Let the Magic SEO Ball’s operator tell you something about how things were meant to be. He remembers what javascript was like when it was first invented, because he used it then on his personal website in high school to annoy visitors with interminable popups (for real – the only option was to click “ok,” but clicking “ok” just meant more and more popups until the browser had to be force-quit). Javascript, in short, was meant to add interactivity to World Wide Web pages, which were static HTML documents.

A decade later, he was pretty shocked to see entire user interfaces – “web applications” – built out of javascript with URLs like this popular one: https://mail.google.com/mail/u/0/#inbox/.

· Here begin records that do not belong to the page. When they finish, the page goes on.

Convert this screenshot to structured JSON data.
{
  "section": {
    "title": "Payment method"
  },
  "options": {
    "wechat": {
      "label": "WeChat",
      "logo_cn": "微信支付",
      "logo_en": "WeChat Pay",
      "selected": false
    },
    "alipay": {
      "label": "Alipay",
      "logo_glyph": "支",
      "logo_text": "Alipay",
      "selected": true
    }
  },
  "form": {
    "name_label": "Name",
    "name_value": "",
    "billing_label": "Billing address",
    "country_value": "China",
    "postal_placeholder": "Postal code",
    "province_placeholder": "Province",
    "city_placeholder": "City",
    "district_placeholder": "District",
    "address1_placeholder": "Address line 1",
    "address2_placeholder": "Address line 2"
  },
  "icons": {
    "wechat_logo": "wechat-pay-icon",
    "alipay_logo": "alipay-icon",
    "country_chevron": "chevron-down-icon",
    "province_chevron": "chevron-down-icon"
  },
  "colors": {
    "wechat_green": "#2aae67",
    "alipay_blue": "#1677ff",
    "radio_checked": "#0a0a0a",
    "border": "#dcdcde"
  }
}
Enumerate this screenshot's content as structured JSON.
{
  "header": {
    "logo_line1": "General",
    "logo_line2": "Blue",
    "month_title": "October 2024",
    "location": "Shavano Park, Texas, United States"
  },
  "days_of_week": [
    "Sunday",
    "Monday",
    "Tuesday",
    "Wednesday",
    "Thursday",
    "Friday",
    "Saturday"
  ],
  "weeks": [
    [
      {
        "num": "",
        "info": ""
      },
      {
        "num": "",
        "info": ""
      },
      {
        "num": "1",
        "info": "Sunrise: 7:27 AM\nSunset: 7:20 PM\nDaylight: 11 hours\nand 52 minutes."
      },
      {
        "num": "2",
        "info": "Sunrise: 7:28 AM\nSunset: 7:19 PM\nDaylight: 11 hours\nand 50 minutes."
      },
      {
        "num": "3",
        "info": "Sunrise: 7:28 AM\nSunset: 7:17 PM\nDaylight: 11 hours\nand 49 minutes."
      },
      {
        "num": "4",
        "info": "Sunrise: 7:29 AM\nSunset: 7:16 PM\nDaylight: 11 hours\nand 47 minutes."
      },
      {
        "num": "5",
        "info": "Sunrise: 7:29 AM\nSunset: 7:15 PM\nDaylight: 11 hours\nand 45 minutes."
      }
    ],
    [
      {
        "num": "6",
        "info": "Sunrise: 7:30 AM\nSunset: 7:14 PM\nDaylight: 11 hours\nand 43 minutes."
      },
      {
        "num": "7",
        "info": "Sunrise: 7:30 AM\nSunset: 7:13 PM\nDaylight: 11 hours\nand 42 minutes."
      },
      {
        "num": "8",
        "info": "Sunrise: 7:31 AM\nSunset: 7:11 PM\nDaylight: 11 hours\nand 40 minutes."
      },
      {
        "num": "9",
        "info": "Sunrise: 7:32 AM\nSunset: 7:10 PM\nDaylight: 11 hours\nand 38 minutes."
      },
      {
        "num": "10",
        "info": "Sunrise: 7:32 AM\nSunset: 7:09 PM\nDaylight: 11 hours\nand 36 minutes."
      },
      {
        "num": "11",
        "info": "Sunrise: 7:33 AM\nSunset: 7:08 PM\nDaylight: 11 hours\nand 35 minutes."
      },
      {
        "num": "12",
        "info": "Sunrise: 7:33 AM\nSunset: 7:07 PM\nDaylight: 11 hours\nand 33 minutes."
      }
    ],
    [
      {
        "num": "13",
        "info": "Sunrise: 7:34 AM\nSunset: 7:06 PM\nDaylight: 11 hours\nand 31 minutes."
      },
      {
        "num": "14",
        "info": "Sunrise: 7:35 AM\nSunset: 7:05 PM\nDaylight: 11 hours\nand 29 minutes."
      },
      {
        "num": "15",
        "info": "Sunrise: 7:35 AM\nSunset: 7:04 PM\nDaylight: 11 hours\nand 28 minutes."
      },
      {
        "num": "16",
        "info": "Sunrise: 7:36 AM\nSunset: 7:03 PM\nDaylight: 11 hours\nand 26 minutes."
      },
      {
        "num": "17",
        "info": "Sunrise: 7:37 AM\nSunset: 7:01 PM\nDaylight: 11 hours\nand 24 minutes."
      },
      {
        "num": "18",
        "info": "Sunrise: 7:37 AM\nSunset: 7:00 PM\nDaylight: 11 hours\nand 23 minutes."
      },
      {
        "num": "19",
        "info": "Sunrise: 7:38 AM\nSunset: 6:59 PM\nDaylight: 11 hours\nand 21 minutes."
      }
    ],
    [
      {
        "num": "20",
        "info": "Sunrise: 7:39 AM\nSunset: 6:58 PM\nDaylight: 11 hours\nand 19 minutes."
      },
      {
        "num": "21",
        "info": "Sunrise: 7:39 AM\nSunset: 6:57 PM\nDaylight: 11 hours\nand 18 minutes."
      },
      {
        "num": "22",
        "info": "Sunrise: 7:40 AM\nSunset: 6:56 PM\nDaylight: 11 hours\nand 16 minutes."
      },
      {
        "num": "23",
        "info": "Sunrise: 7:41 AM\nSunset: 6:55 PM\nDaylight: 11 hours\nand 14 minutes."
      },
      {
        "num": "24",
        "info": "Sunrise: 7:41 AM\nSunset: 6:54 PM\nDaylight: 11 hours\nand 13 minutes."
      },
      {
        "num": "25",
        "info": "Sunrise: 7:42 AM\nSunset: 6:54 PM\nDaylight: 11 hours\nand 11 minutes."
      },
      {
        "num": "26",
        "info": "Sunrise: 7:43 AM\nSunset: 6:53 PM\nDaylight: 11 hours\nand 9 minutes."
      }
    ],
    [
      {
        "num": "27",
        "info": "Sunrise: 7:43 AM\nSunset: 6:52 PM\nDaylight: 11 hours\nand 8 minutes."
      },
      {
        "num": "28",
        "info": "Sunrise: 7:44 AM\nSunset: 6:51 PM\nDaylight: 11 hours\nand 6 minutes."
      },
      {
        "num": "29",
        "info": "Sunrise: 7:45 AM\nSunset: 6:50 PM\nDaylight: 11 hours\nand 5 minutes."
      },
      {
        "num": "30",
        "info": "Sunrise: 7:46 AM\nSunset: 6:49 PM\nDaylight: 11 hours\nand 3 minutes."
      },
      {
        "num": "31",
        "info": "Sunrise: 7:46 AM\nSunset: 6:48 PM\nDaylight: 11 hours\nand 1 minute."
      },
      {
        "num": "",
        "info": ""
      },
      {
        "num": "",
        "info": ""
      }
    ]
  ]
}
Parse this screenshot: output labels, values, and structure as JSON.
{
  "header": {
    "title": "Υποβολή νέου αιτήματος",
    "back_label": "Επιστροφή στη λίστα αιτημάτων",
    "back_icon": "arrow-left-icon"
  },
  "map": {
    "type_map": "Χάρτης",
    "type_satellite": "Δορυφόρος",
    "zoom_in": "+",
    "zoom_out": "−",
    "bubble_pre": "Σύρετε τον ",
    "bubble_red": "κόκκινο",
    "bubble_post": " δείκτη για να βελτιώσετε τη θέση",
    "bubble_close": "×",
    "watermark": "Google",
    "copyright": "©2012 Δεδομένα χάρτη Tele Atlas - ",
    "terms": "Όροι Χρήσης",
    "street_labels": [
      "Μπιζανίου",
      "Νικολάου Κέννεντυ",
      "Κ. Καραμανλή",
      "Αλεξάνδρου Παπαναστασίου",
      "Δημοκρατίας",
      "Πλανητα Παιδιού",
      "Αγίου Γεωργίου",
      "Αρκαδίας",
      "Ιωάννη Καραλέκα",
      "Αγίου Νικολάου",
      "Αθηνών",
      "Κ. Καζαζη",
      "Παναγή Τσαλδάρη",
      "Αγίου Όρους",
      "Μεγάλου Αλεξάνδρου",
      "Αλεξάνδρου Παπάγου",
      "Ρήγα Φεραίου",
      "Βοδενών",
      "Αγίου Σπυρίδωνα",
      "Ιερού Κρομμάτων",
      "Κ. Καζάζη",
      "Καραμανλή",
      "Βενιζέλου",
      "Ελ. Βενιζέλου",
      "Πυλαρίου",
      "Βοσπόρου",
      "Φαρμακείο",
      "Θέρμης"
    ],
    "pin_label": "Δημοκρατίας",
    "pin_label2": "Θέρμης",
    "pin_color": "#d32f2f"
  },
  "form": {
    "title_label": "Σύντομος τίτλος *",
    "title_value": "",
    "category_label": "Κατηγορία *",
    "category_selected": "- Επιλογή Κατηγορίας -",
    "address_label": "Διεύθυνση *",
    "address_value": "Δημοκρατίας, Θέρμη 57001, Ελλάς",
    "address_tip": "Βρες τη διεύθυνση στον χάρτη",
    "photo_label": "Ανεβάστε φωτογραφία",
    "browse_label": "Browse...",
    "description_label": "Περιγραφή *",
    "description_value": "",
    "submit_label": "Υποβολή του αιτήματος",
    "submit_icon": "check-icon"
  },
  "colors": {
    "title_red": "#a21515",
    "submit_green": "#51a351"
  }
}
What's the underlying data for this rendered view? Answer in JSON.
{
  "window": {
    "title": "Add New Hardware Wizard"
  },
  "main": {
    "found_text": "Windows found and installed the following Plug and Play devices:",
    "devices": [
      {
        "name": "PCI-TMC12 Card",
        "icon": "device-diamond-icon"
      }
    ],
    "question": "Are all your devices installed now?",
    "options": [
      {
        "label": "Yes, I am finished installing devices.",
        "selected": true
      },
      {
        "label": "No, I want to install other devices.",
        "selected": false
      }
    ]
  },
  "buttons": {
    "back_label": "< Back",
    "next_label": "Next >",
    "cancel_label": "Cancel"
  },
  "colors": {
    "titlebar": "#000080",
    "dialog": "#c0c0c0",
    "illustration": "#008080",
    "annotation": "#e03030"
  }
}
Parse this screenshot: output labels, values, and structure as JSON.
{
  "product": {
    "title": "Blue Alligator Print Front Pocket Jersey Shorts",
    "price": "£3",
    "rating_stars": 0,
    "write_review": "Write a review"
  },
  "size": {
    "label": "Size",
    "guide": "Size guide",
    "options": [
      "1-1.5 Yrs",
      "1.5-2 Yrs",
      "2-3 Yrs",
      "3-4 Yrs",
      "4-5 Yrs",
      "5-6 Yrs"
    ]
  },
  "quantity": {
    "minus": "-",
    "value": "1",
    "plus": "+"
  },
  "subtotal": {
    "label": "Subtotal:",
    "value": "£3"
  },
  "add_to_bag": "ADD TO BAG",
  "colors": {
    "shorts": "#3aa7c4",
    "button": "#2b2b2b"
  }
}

A decade after that, javascript had actually managed to migrate from browsers to web servers, where it was generating entire sites, backend and frontend. And in that form, it’s used now for a variety of applications that aren’t even directly related to the web at all (narrowly defining “the web”).

Should technologies be used in the ways that they were originally intended? Maybe they should – it depends.

Should technologies also be used for new and different things? Maybe they should – it depends.

But objecting to an idea on the conservative grounds that it uses a technology in a way that’s different from its intended use is not likely to be a recipe for long term success in a competitive industry like ecommerce.